Me detuve pero no me di la vuelta. Su pregunta quedó suspendida en el aire, un secreto que nos unía, una cadena que estaba decidida a romper.

Me alejé sin responder.

"Lo siento, Eva", gritó detrás de mí, su voz espesa por la culpa. "Es que... ella ha pasado por mucho. No lo hace con mala intención". Las viejas y cansadas excusas. "¡Te sacaré de aquí! ¡Te lo juro! ¡Solo dame unos días!".

Unos días. Una sonrisa amarga se dibujó en mis labios. La última vez que dijo eso, tardó veinte años en volver, y solo para volarse los sesos.

Cuando la pesada puerta de la casa hogar se cerró, me permití una pequeña y fría sonrisa. Esta vez no estaba esperando a un salvador.

La actitud de la señora Gable hacia mí se agrió en el segundo en que el coche de los Garza desapareció por el camino. Mis porciones en la cena se encogieron. Me asignaron las peores tareas, fregar los inodoros con un cepillo de dientes mientras los otros niños miraban.

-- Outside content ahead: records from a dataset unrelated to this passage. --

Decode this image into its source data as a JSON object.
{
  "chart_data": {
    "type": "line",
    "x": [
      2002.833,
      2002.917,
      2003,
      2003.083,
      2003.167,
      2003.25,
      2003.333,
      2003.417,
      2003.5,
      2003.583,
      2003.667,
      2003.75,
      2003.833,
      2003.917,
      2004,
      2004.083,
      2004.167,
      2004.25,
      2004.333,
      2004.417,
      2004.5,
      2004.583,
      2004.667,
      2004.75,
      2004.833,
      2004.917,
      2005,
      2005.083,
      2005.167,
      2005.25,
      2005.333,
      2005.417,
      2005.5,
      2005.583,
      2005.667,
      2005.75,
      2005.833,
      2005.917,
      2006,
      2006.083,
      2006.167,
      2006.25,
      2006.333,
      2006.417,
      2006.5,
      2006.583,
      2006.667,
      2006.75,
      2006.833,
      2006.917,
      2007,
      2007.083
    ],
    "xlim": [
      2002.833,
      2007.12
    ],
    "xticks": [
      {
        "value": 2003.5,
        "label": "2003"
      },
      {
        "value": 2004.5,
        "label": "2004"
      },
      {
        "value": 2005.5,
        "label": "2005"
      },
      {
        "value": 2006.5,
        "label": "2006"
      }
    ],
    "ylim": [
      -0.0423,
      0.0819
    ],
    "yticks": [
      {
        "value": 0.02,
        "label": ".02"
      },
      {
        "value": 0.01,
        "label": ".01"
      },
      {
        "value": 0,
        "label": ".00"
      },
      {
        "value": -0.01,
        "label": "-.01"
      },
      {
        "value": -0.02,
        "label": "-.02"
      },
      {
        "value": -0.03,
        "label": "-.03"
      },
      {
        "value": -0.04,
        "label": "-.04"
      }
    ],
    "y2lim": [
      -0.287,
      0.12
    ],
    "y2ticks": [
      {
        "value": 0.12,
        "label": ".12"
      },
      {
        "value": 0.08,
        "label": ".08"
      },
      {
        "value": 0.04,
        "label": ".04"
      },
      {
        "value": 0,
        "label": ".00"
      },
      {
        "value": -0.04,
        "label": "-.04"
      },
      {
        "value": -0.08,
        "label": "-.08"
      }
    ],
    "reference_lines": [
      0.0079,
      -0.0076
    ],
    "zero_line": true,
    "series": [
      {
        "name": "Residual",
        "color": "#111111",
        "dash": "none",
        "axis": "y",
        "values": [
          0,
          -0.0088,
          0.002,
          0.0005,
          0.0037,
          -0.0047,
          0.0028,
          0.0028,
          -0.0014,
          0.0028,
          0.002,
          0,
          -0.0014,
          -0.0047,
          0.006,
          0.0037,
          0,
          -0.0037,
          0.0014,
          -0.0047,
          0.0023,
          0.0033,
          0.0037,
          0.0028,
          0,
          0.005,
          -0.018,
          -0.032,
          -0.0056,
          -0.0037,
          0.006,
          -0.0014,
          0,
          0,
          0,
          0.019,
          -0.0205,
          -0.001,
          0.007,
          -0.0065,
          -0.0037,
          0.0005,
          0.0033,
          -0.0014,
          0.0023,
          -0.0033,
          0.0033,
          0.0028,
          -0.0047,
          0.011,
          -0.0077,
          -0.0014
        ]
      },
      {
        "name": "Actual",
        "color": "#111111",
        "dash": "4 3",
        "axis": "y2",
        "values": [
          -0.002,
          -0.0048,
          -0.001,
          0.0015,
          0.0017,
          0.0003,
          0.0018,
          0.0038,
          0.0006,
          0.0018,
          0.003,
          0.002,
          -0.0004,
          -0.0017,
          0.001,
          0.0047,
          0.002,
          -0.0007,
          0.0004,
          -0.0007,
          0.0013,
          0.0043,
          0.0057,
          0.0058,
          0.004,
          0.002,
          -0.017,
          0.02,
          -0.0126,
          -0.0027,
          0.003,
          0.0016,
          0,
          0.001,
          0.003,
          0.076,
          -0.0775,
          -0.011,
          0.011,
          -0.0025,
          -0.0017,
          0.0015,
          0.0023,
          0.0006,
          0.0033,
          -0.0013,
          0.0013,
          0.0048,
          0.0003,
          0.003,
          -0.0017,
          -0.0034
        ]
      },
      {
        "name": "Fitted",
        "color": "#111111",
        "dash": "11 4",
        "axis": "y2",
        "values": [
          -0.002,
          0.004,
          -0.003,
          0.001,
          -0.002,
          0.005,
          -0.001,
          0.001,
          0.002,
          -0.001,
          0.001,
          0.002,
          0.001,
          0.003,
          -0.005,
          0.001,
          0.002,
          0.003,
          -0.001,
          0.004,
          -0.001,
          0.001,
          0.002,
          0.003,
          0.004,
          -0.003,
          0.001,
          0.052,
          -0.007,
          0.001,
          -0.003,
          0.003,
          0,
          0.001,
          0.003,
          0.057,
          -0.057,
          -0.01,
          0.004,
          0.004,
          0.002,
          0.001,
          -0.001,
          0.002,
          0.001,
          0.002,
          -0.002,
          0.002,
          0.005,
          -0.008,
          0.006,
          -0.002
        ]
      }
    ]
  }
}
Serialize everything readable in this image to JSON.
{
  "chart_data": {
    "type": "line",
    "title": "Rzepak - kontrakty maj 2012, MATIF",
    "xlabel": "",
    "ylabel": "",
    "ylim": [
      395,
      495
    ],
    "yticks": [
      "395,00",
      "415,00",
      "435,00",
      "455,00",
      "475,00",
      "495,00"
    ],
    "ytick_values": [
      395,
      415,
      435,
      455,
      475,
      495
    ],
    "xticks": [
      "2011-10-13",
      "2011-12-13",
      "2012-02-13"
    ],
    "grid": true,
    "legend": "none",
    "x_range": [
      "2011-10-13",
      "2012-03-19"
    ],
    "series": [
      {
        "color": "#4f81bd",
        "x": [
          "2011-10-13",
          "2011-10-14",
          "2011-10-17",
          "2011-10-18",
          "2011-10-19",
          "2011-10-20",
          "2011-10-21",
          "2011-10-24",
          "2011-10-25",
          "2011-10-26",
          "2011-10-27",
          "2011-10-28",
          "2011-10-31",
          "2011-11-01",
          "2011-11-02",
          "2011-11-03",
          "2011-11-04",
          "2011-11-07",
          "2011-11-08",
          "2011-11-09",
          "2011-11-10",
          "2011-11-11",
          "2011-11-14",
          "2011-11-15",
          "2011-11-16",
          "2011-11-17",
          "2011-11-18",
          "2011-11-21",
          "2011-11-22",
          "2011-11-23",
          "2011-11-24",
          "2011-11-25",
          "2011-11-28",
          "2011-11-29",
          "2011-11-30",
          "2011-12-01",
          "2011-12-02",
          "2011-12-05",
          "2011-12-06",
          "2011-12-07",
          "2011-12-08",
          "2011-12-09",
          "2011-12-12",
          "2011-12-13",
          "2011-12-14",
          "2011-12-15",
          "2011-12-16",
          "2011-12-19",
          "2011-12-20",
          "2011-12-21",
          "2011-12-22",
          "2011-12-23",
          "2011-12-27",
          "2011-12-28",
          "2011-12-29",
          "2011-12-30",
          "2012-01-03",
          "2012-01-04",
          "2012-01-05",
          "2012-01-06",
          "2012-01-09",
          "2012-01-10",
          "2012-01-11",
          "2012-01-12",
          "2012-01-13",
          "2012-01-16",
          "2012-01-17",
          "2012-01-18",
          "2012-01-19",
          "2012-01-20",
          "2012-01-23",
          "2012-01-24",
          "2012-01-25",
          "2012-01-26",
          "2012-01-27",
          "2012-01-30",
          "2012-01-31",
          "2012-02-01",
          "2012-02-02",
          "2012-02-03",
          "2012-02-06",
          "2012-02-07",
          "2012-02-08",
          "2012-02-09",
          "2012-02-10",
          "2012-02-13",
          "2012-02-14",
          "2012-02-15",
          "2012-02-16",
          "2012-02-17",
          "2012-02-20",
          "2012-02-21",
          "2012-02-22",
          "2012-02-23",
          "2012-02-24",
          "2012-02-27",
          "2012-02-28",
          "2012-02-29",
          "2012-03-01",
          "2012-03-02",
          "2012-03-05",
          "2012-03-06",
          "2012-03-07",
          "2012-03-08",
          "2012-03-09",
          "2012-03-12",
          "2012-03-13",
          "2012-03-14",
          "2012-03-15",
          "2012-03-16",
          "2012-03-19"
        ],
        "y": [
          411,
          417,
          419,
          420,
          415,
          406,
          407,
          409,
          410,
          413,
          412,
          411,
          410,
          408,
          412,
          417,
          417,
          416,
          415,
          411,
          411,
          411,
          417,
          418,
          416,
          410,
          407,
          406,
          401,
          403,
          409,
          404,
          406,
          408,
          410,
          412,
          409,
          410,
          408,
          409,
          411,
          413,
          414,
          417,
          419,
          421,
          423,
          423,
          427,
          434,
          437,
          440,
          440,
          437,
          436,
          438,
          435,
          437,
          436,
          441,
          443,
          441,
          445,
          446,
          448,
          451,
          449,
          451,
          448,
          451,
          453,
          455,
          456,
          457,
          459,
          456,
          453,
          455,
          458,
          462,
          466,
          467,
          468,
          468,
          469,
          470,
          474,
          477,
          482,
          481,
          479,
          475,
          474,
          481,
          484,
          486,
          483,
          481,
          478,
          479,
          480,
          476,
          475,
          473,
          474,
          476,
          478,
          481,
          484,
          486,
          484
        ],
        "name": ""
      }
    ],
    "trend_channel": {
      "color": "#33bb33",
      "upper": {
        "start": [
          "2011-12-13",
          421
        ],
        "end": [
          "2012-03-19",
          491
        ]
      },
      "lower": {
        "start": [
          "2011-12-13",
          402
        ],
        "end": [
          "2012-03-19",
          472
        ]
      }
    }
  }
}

Los días se convirtieron en una semana. Ni una palabra de Javier. Por supuesto que no. Brenda probablemente estaba teniendo una "pesadilla" o "sintió un escalofrío", y él estaba demasiado ocupado jugando al héroe para recordar a la chica que dejó atrás en el infierno.

Bien. Me salvaría a mí misma.

Sabía que la señora Gable estaba robando del fondo de donaciones de la casa hogar. En mi primera vida, tardaron años en atraparla. Yo no tenía años.

Durante mis tareas de limpieza nocturnas, me colé en su oficina. Con el pretexto de quitar el polvo, encontré su libro de contabilidad, lleno de números maquillados, y un fajo de dinero escondido en un conducto de ventilación. Usé un celular de contrabando que tenía otro chico, una porquería con la pantalla rota, y tomé fotos de todo.

Luego llamé a un reportero que recordaba de mi vida pasada, un joven periodista hambriento que se lanzaría sobre una historia como esta.

El precio de mi libertad fue un brazo roto. La señora Gable me sorprendió haciendo la llamada. Se enfureció, me agarró del brazo y me lo retorció hasta que oí un crujido espantoso. El dolor fue abrasador, pero mientras yacía en el suelo, acunando mi miembro inútil, sonreí. Estaba hecho.

Dos horas después, patrullas y camionetas de noticias invadieron San Judas. Mientras sacaban a una señora Gable gritando y esposada, un grupo de chicos mayores me acorraló en el patio.

"¡Perra!", gruñó uno de ellos. "¡Arruinaste todo!".

No me sorprendió. Eran sus hijos. Los había registrado como huérfanos para obtener más fondos, y vivían una vida privilegiada dentro de estos muros, abusando de los otros niños. Ellos eran los que habían empujado a Brenda.

Se acercaron a mí, con los puños en alto. Protegí mi cabeza con mi brazo bueno, preparándome para el impacto.

El líder, un chico corpulento llamado Marcos, recogió una roca afilada.

"Esto es por mi mamá", escupió.

Se abalanzó.

De repente, una figura se estrelló contra él, mandándolo a volar.

Era Javier.

Se paró sobre mí, protegiéndome con su cuerpo mientras la roca caía, estrellándose en el costado de su cabeza.

Se tambaleó, la sangre brotaba de un corte sobre su sien, pero no cayó. Simplemente se volvió hacia mí, con una mirada salvaje y triunfante en sus ojos ensangrentados.

"Te lo dije, Eva", jadeó. "Te dije que te salvaría".